1898 г, Февраля 25. Москва.
Дорогой Николай Яковлевич,
Я прочел ваше писание и хотя и согласен с общим смыслом его, я не понимаю некоторых мест, н[а]п[ример] об Адаме и Эве и Вавил[онском] столпотворении, о девственной плеве и пр.
Я вспомнил теперь, что получил ваши два письма, но не отвечал на них, п[отому] ч[то] автор их казался мне в слишком возбужденном состоянии и рядом с вещами, мне сочувственными и понятными, говорил вещи странные и непонятные.1
Теперь, увидав вас,2 поговорив с вами и прочтя это ваше воззвание, я пришел к заключению, что вы находитесь в том особенно возбужденном состоянии, в кот[ором] находятся люди, когда истина, долго скрытая, вдруг появляется. Я испытывал это чувство и потому позволю себе вам дать совет самому с собой пережить это чувство, сдерживая его и не высказывая, п[отому] ч[то] высказанные в этом возбужденном состоянии истины, совершенно несомненные для высказывающего, производят на людей другого мировоззрения не убеждающее, но противоположное действие. А это очень жалко, п[отому] ч[то] истины христианства так просты, трезвы, что сильнее всего, неотразимо действуют только тогда, когда переданы самым спокойным простым способом.

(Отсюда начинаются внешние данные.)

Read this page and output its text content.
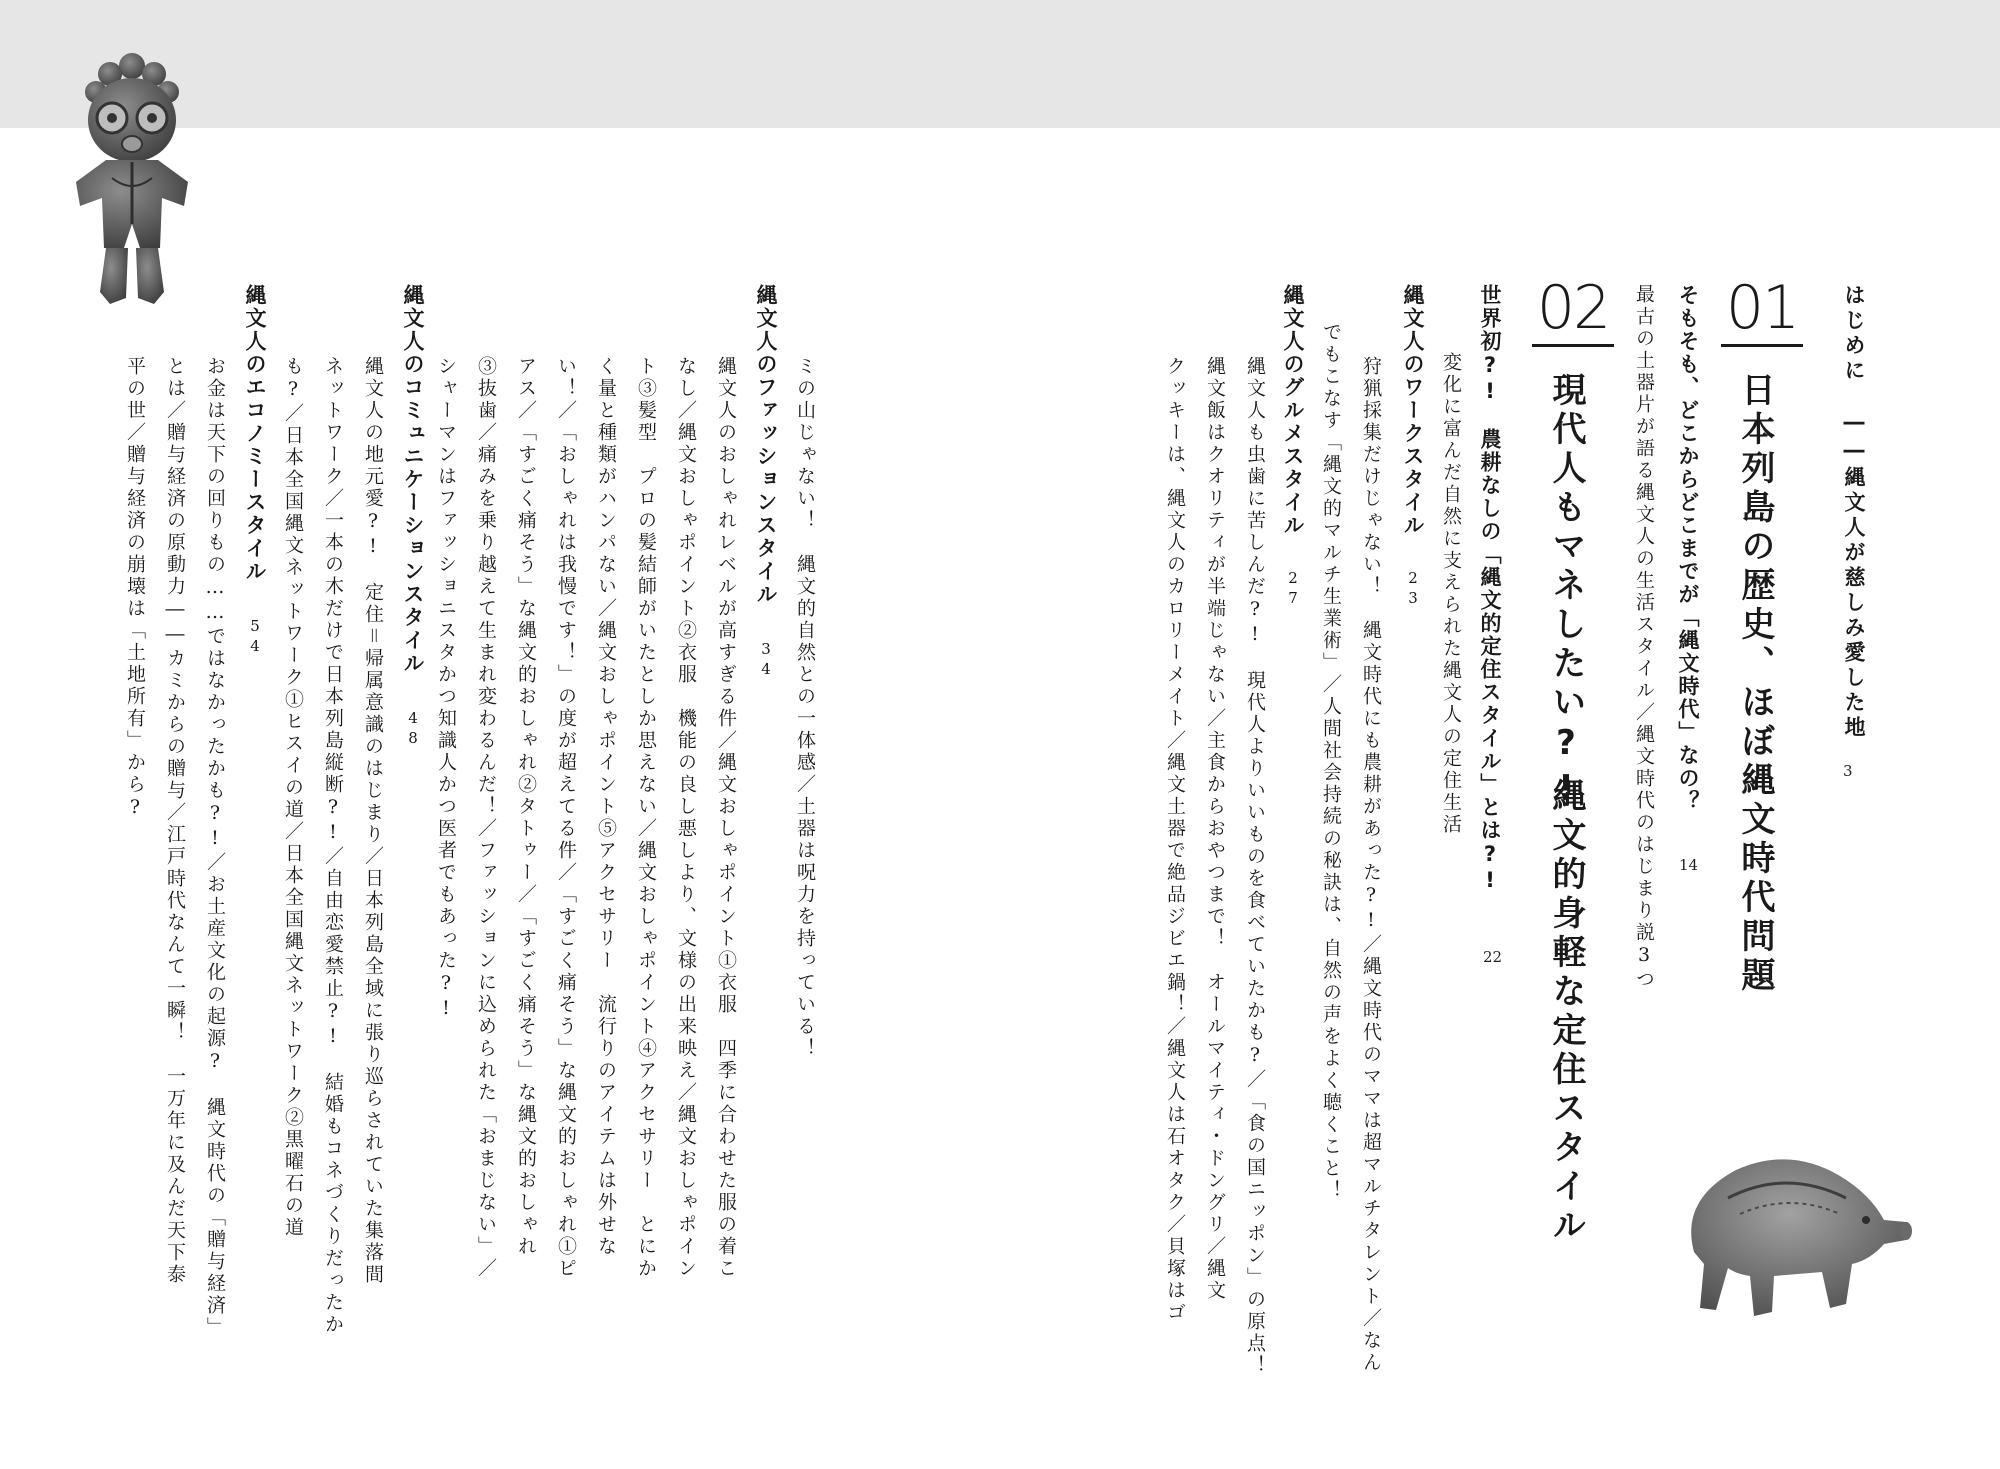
はじめに――縄文人が慈しみ愛した地
3
01
日本列島の歴史、ほぼ縄文時代問題
そもそも、どこからどこまでが「縄文時代」なの？
14
最古の土器片が語る縄文人の生活スタイル／縄文時代のはじまり説3つ
02
現代人もマネしたい?!
縄文的身軽な定住スタイル
世界初?!　農耕なしの「縄文的定住スタイル」とは?!
22
変化に富んだ自然に支えられた縄文人の定住生活
縄文人のワークスタイル23
狩猟採集だけじゃない！　縄文時代にも農耕があった?!／縄文時代のママは超マルチタレント／なん
でもこなす「縄文的マルチ生業術」／人間社会持続の秘訣は、自然の声をよく聴くこと！
縄文人のグルメスタイル27
縄文人も虫歯に苦しんだ?!　現代人よりいいものを食べていたかも?／「食の国ニッポン」の原点！
縄文飯はクオリティが半端じゃない／主食からおやつまで！　オールマイティ・ドングリ／縄文
クッキーは、縄文人のカロリーメイト／縄文土器で絶品ジビエ鍋！／縄文人は石オタク／貝塚はゴ
ミの山じゃない！　縄文的自然との一体感／土器は呪力を持っている！
縄文人のファッションスタイル34
縄文人のおしゃれレベルが高すぎる件／縄文おしゃポイント①衣服　四季に合わせた服の着こ
なし／縄文おしゃポイント②衣服　機能の良し悪しより、文様の出来映え／縄文おしゃポイン
ト③髪型　プロの髪結師がいたとしか思えない／縄文おしゃポイント④アクセサリー　とにか
く量と種類がハンパない／縄文おしゃポイント⑤アクセサリー　流行りのアイテムは外せな
い！／「おしゃれは我慢です！」の度が超えてる件／「すごく痛そう」な縄文的おしゃれ①ピ
アス／「すごく痛そう」な縄文的おしゃれ②タトゥー／「すごく痛そう」な縄文的おしゃれ
③抜歯／痛みを乗り越えて生まれ変わるんだ！／ファッションに込められた「おまじない」／
シャーマンはファッショニスタかつ知識人かつ医者でもあった?!
縄文人のコミュニケーションスタイル48
縄文人の地元愛?!　定住＝帰属意識のはじまり／日本列島全域に張り巡らされていた集落間
ネットワーク／一本の木だけで日本列島縦断?!／自由恋愛禁止?!　結婚もコネづくりだったか
も?／日本全国縄文ネットワーク①ヒスイの道／日本全国縄文ネットワーク②黒曜石の道
縄文人のエコノミースタイル54
お金は天下の回りもの……ではなかったかも?!／お土産文化の起源?　縄文時代の「贈与経済」
とは／贈与経済の原動力――カミからの贈与／江戸時代なんて一瞬！　一万年に及んだ天下泰
平の世／贈与経済の崩壊は「土地所有」から?
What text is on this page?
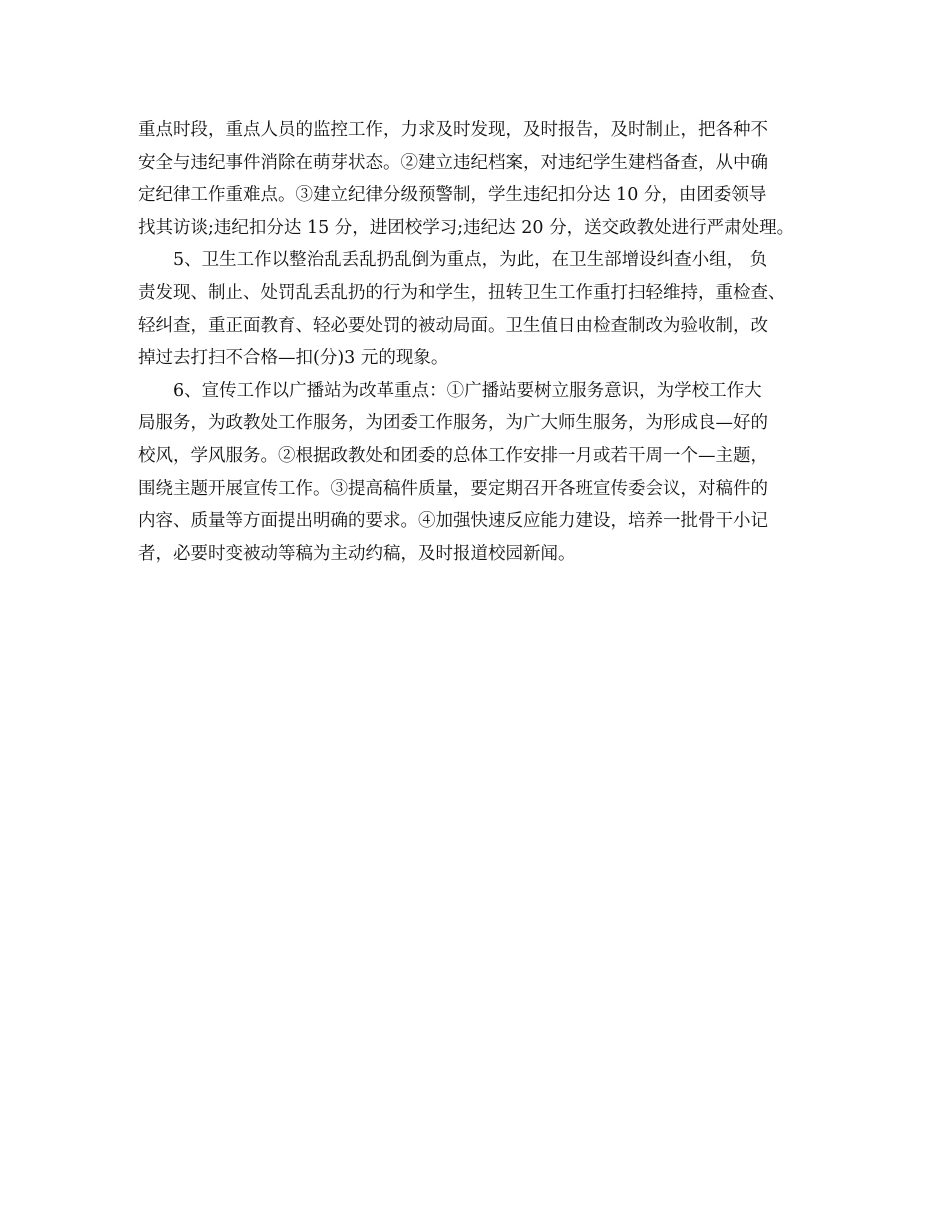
重点时段，重点人员的监控工作，力求及时发现，及时报告，及时制止，把各种不
安全与违纪事件消除在萌芽状态。②建立违纪档案，对违纪学生建档备查，从中确
定纪律工作重难点。③建立纪律分级预警制，学生违纪扣分达 10 分，由团委领导
找其访谈;违纪扣分达 15 分，进团校学习;违纪达 20 分，送交政教处进行严肃处理。
5、卫生工作以整治乱丢乱扔乱倒为重点，为此，在卫生部增设纠查小组， 负
责发现、制止、处罚乱丢乱扔的行为和学生，扭转卫生工作重打扫轻维持，重检查、
轻纠查，重正面教育、轻必要处罚的被动局面。卫生值日由检查制改为验收制，改
掉过去打扫不合格—扣(分)3 元的现象。
6、宣传工作以广播站为改革重点：①广播站要树立服务意识，为学校工作大
局服务，为政教处工作服务，为团委工作服务，为广大师生服务，为形成良—好的
校风，学风服务。②根据政教处和团委的总体工作安排一月或若干周一个—主题，
围绕主题开展宣传工作。③提高稿件质量，要定期召开各班宣传委会议，对稿件的
内容、质量等方面提出明确的要求。④加强快速反应能力建设，培养一批骨干小记
者，必要时变被动等稿为主动约稿，及时报道校园新闻。
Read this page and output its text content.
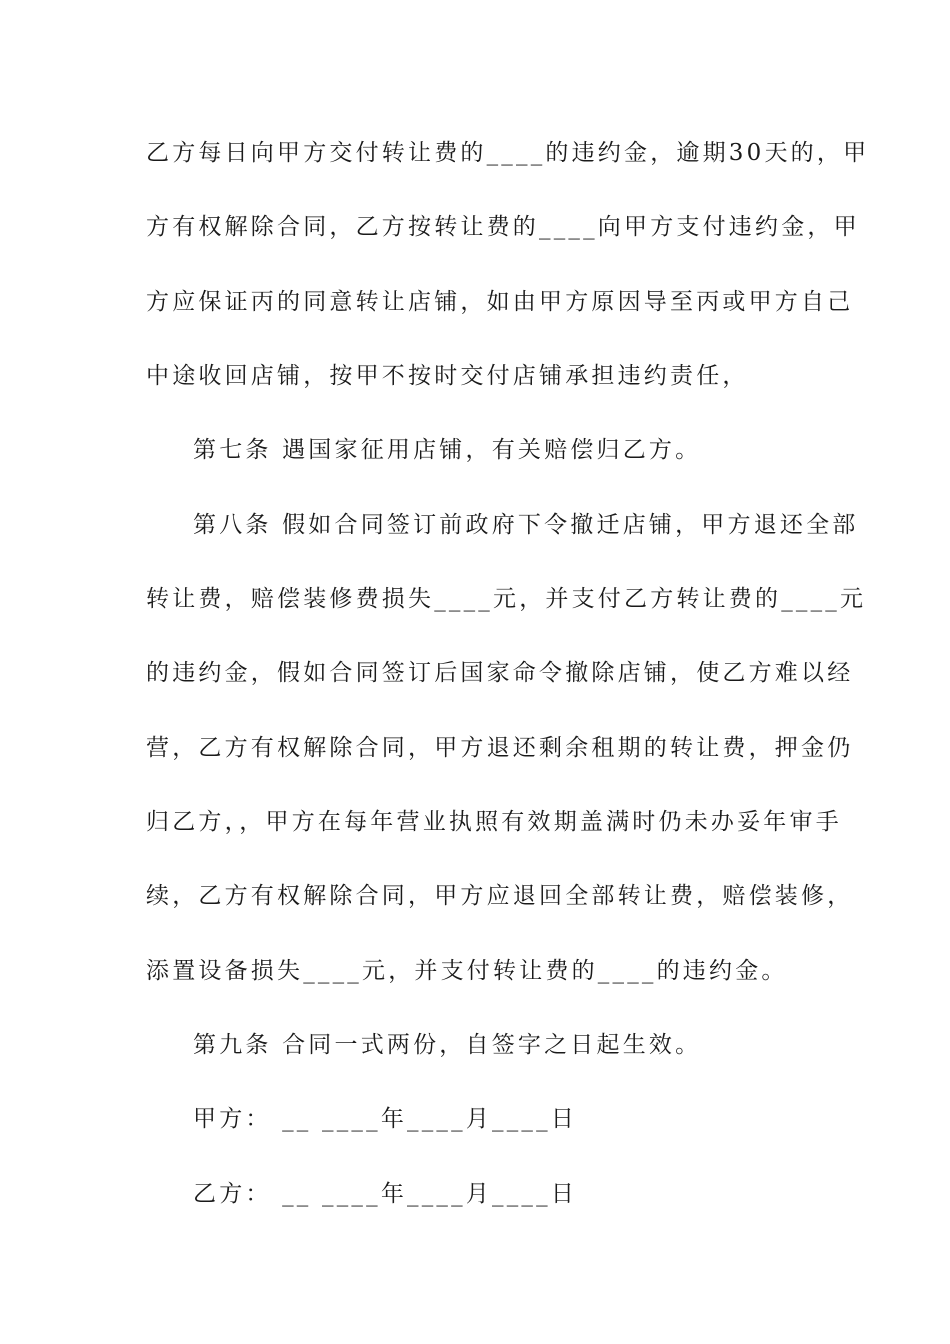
乙方每日向甲方交付转让费的____的违约金，逾期30天的，甲
方有权解除合同，乙方按转让费的____向甲方支付违约金，甲
方应保证丙的同意转让店铺，如由甲方原因导至丙或甲方自己
中途收回店铺，按甲不按时交付店铺承担违约责任，
第七条 遇国家征用店铺，有关赔偿归乙方。
第八条 假如合同签订前政府下令撤迁店铺，甲方退还全部
转让费，赔偿装修费损失____元，并支付乙方转让费的____元
的违约金，假如合同签订后国家命令撤除店铺，使乙方难以经
营，乙方有权解除合同，甲方退还剩余租期的转让费，押金仍
归乙方，，甲方在每年营业执照有效期盖满时仍未办妥年审手
续，乙方有权解除合同，甲方应退回全部转让费，赔偿装修，
添置设备损失____元，并支付转让费的____的违约金。
第九条 合同一式两份，自签字之日起生效。
甲方： __ ____年____月____日
乙方： __ ____年____月____日
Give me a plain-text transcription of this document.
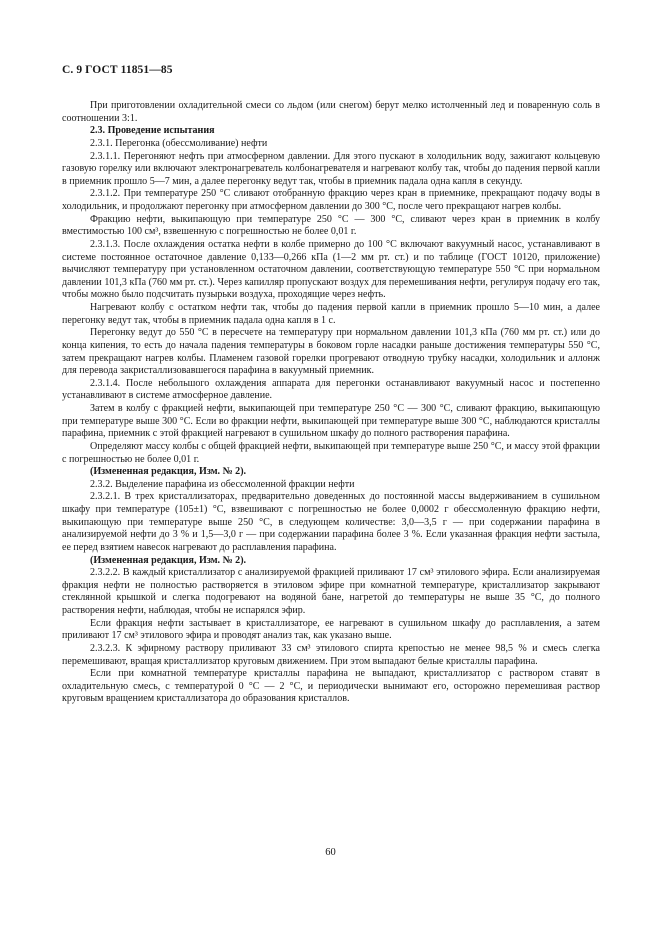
С. 9 ГОСТ 11851—85

При приготовлении охладительной смеси со льдом (или снегом) берут мелко истолченный лед и поваренную соль в соотношении 3:1.

2.3. Проведение испытания

2.3.1. Перегонка (обессмоливание) нефти

2.3.1.1. Перегоняют нефть при атмосферном давлении. Для этого пускают в холодильник воду, зажигают кольцевую газовую горелку или включают электронагреватель колбонагревателя и нагревают колбу так, чтобы до падения первой капли в приемник прошло 5—7 мин, а далее перегонку ведут так, чтобы в приемник падала одна капля в секунду.

2.3.1.2. При температуре 250 °С сливают отобранную фракцию через кран в приемнике, прекращают подачу воды в холодильник, и продолжают перегонку при атмосферном давлении до 300 °С, после чего прекращают нагрев колбы.

Фракцию нефти, выкипающую при температуре 250 °С — 300 °С, сливают через кран в приемник в колбу вместимостью 100 см³, взвешенную с погрешностью не более 0,01 г.

2.3.1.3. После охлаждения остатка нефти в колбе примерно до 100 °С включают вакуумный насос, устанавливают в системе постоянное остаточное давление 0,133—0,266 кПа (1—2 мм рт. ст.) и по таблице (ГОСТ 10120, приложение) вычисляют температуру при установленном остаточном давлении, соответствующую температуре 550 °С при нормальном давлении 101,3 кПа (760 мм рт. ст.). Через капилляр пропускают воздух для перемешивания нефти, регулируя подачу его так, чтобы можно было подсчитать пузырьки воздуха, проходящие через нефть.

Нагревают колбу с остатком нефти так, чтобы до падения первой капли в приемник прошло 5—10 мин, а далее перегонку ведут так, чтобы в приемник падала одна капля в 1 с.

Перегонку ведут до 550 °С в пересчете на температуру при нормальном давлении 101,3 кПа (760 мм рт. ст.) или до конца кипения, то есть до начала падения температуры в боковом горле насадки раньше достижения температуры 550 °С, затем прекращают нагрев колбы. Пламенем газовой горелки прогревают отводную трубку насадки, холодильник и аллонж для перевода закристаллизовавшегося парафина в вакуумный приемник.

2.3.1.4. После небольшого охлаждения аппарата для перегонки останавливают вакуумный насос и постепенно устанавливают в системе атмосферное давление.

Затем в колбу с фракцией нефти, выкипающей при температуре 250 °С — 300 °С, сливают фракцию, выкипающую при температуре выше 300 °С. Если во фракции нефти, выкипающей при температуре выше 300 °С, наблюдаются кристаллы парафина, приемник с этой фракцией нагревают в сушильном шкафу до полного растворения парафина.

Определяют массу колбы с общей фракцией нефти, выкипающей при температуре выше 250 °С, и массу этой фракции с погрешностью не более 0,01 г.

(Измененная редакция, Изм. № 2).

2.3.2. Выделение парафина из обессмоленной фракции нефти

2.3.2.1. В трех кристаллизаторах, предварительно доведенных до постоянной массы выдерживанием в сушильном шкафу при температуре (105±1) °С, взвешивают с погрешностью не более 0,0002 г обессмоленную фракцию нефти, выкипающую при температуре выше 250 °С, в следующем количестве: 3,0—3,5 г — при содержании парафина в анализируемой нефти до 3 % и 1,5—3,0 г — при содержании парафина более 3 %. Если указанная фракция нефти застыла, ее перед взятием навесок нагревают до расплавления парафина.

(Измененная редакция, Изм. № 2).

2.3.2.2. В каждый кристаллизатор с анализируемой фракцией приливают 17 см³ этилового эфира. Если анализируемая фракция нефти не полностью растворяется в этиловом эфире при комнатной температуре, кристаллизатор закрывают стеклянной крышкой и слегка подогревают на водяной бане, нагретой до температуры не выше 35 °С, до полного растворения нефти, наблюдая, чтобы не испарялся эфир.

Если фракция нефти застывает в кристаллизаторе, ее нагревают в сушильном шкафу до расплавления, а затем приливают 17 см³ этилового эфира и проводят анализ так, как указано выше.

2.3.2.3. К эфирному раствору приливают 33 см³ этилового спирта крепостью не менее 98,5 % и смесь слегка перемешивают, вращая кристаллизатор круговым движением. При этом выпадают белые кристаллы парафина.

Если при комнатной температуре кристаллы парафина не выпадают, кристаллизатор с раствором ставят в охладительную смесь, с температурой 0 °С — 2 °С, и периодически вынимают его, осторожно перемешивая раствор круговым вращением кристаллизатора до образования кристаллов.

60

Поэтому и это писание ваше может подействовать на людей только отрицательно.
Христианство изменяет всё наше миросозерцание, и задача людей с измененным христианским миросозерцанием состоит не в том, чтобы выражать это самое миросозерцание — оно уже выражено Христом, — а в том, чтобы на основании этого миросозерцания вновь пересмотреть и исследовать все отношения людские: брачные, семейные, экономические, политические, воспитательные, трудовые, науку, искусство... И всё это должно быть делаемо не в возбужденном состоянии, а спокойно, обстоятельно, так, чтобы ясно показать несостоятельность прежнего языческого взгляда в каждом из этих отношений и необходимость нового взгляда на предмет и нового изучения. Вот это-то мы должны делать все по нашим силам.